南蕴懒洋洋的跟江清屿对视着,眉眼上扬,流露出几分肆意,几分张扬,似笑非笑,倒是和南知的样子如出一辙。
江清屿神色未变,眸子深了深,他嘴角轻扬
“阿蕴,平常你坐这儿也就罢了,可是今时今日不同,你心里应当知晓,不过你若是非愿意坐这儿也没关系,不过是麻烦岁岁换个座位罢了”
他轻声喊了喊
“岁岁”
聊得正开心的南知回过头,疑惑地望着他
江清屿笑了笑,眉眼皆是温润,带着几分清风徐来的笑意。
“我们换个位置吧”
南知看了一眼旁边的南蕴,漂亮的眼睛弯成小月牙,作势要起身。
“好啊”
她还顺便把旁边的江栖带上
“栖栖我们一起”
南蕴:……………
人家的鸟儿都是长大了,翅膀硬了,一鼓作气飞上天,你是长大了,翅膀硬了,大鹏展翅把天捅破!
他深深吸了一口气,不停的告诉自己,这是亲妹,这是亲妹,不能打。
几乎是咬牙切齿的说出来的
“给我坐下!我走!”
他猛地站起身,回头看了一眼江清屿,眉眼阴沉,扯出一抹笑容
“你坐吧,这位置啊,你可得做稳当了,我让出来的位子可没那么好坐,你可得小心点,毕竟谁都不像我这么好说话”
许是当兵久了,身上带着一股嗜杀的味道,威压沉沉落下来,竟有一种山雨欲来城欲摧的即视感。
看着他的眼睛,无端心生几分怕意和恐惧感。
江清屿面容依旧清冷,眼角眉梢都挂着几分沉稳淡然,他轻轻勾勾了勾唇,走上前,缓缓的坐到了位子上,这才转头对南蕴说了一声
“谢谢”
南蕴微笑
“不用谢”
南知:………
总感觉这两个人状况不太对。
既然人到齐了,南父江父就招呼着他们吃饭。
“行了行了,你们可别聊了,吃点东西吧”
南父笑了笑,又端起酒杯对江父比了比。
“咱们呢,那么多年的好朋友了,大家也都是知根知底的,我这女儿啊,从小就不让我省心,天天闹腾的很,你瞧瞧她长这么大性子也没收过来,我就一直担心着她以后什么样的人能管住她,又有什么样的人能陪她过一辈子啊,可是现在我不担心了,小江是我从小看着长大的,那是从小优秀到大,现在在别人口里都还是个传说呢,那我心里自然也就是放心了,这还是她捡了个天大的便宜,能遇上小江,还真是我这臭女儿修来的福气”
江父站起身,笑了笑,端着酒和他碰了杯。
“我说你可别跟我说这话啊,我儿子怎么样我心里有数,别的不说,就我自己,馋你闺女馋好久了,我可是做梦都希望我有这种贴心小棉袄的,可我家那性格你也知道,他除了对自己那些研究,对我们呀,那都是冷冷淡淡的,没有什么情绪,可是半点没让我享那种儿孙福,不过好在啊,有你这闺女陪着我们,我和你嫂子,那才是真真正正的快乐呢”

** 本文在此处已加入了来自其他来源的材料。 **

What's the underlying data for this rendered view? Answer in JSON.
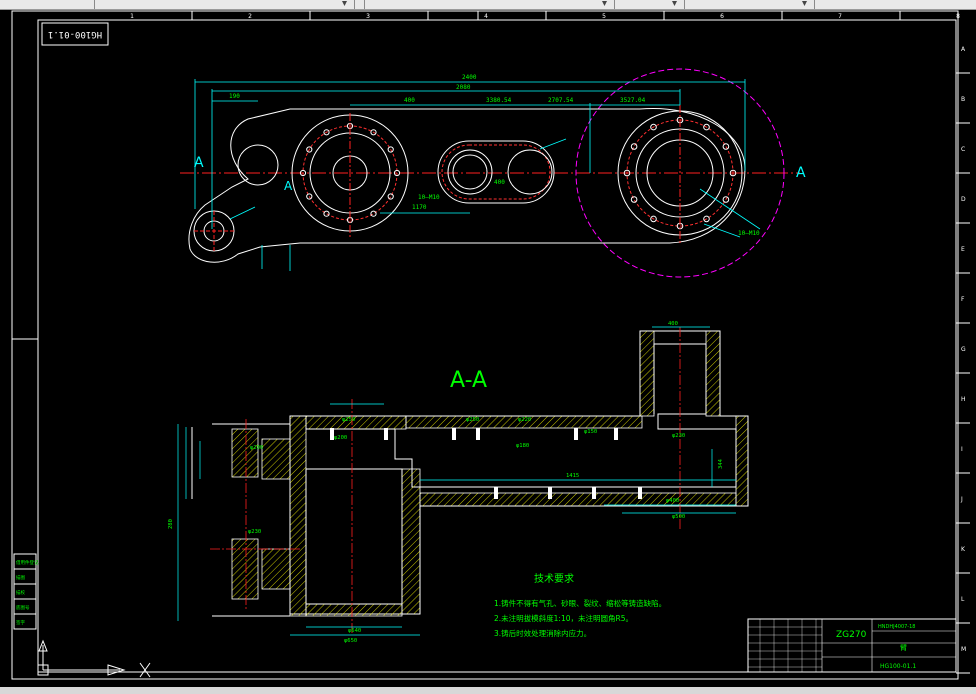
{
  "sheet": {
    "top_ruler": [
      "1",
      "2",
      "3",
      "4",
      "5",
      "6",
      "7",
      "8"
    ],
    "side_ruler": [
      "A",
      "B",
      "C",
      "D",
      "E",
      "F",
      "G",
      "H",
      "I",
      "J",
      "K",
      "L",
      "M"
    ],
    "stamp_top_left": "HG100-01.1"
  },
  "plan_view": {
    "section_mark_left": "A",
    "section_mark_right": "A",
    "section_mark_inner": "A",
    "dim_overall": "2400",
    "dim_second": "2080",
    "dim_190": "190",
    "dim_400": "400",
    "dim_mid1": "3380.54",
    "dim_mid2": "2707.54",
    "dim_mid3": "3527.04",
    "dim_1170": "1170",
    "dim_hole_left": "10—M10",
    "dim_hole_right": "10—M10",
    "dim_slot": "400"
  },
  "section_view": {
    "title": "A-A",
    "dims": [
      "φ250",
      "φ200",
      "φ230",
      "φ250",
      "φ180",
      "φ220",
      "φ150",
      "φ640",
      "φ400",
      "φ500",
      "φ650",
      "1415",
      "280",
      "400",
      "φ230",
      "344",
      "φ200"
    ]
  },
  "tech_notes": {
    "title": "技术要求",
    "lines": [
      "1.铸件不得有气孔、砂眼、裂纹、缩松等铸造缺陷。",
      "2.未注明拔模斜度1:10，未注明圆角R5。",
      "3.铸后时效处理消除内应力。"
    ]
  },
  "title_block": {
    "material": "ZG270",
    "top_right": "HNDHJ4007-18",
    "part_name": "臂",
    "drawing_no": "HG100-01.1"
  },
  "left_table": {
    "rows": [
      "借用件登记",
      "描图",
      "描校",
      "底图号",
      "签字"
    ]
  },
  "colors": {
    "frame": "#ffffff",
    "outline": "#ffffff",
    "dimension": "#00ffff",
    "text": "#00ff00",
    "center": "#ff2020",
    "hatch": "#ffff00",
    "bolt_circle": "#ff3030",
    "phantom": "#ff00ff"
  }
}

接着,就是两波父母互吹对方儿女,谈笑间喜笑颜颜,那是开心的不亦乐乎,而两个当事人,安安静静的吃着东西,头都不带抬一下的。
倒不是别的,江家南家,那都是多少年交情了,两个都是响当当地位稳的名门大家族,都几百年了还一直经久不衰,繁荣昌盛,那都是彼此互相扶持了起来的,一个家族能否站稳脚跟,就看有没有和你同心的人,要不说南知从小就是江家看着长大的呢,就以两家这交情,她们的父母都是开裆裤长大的,青梅竹马的感情,其实他们平时根本就不说这些客套话,但现在毕竟场合不一样,也就是开场白互相寒暄一下。
江清屿慢条斯理的剥着龙虾,修长如美玉的手指极具有美感,他缓缓的剥好了一碗,然后推给南知,动作看起来极为熟捻,他拿着纸擦了擦手,然后又从南知的小包包里拿出牛奶,插上吸管放到旁边
南知头也没抬,接过了碗就开始认认真真的吃着,吃累了就喝一口牛奶,看起来极为舒坦。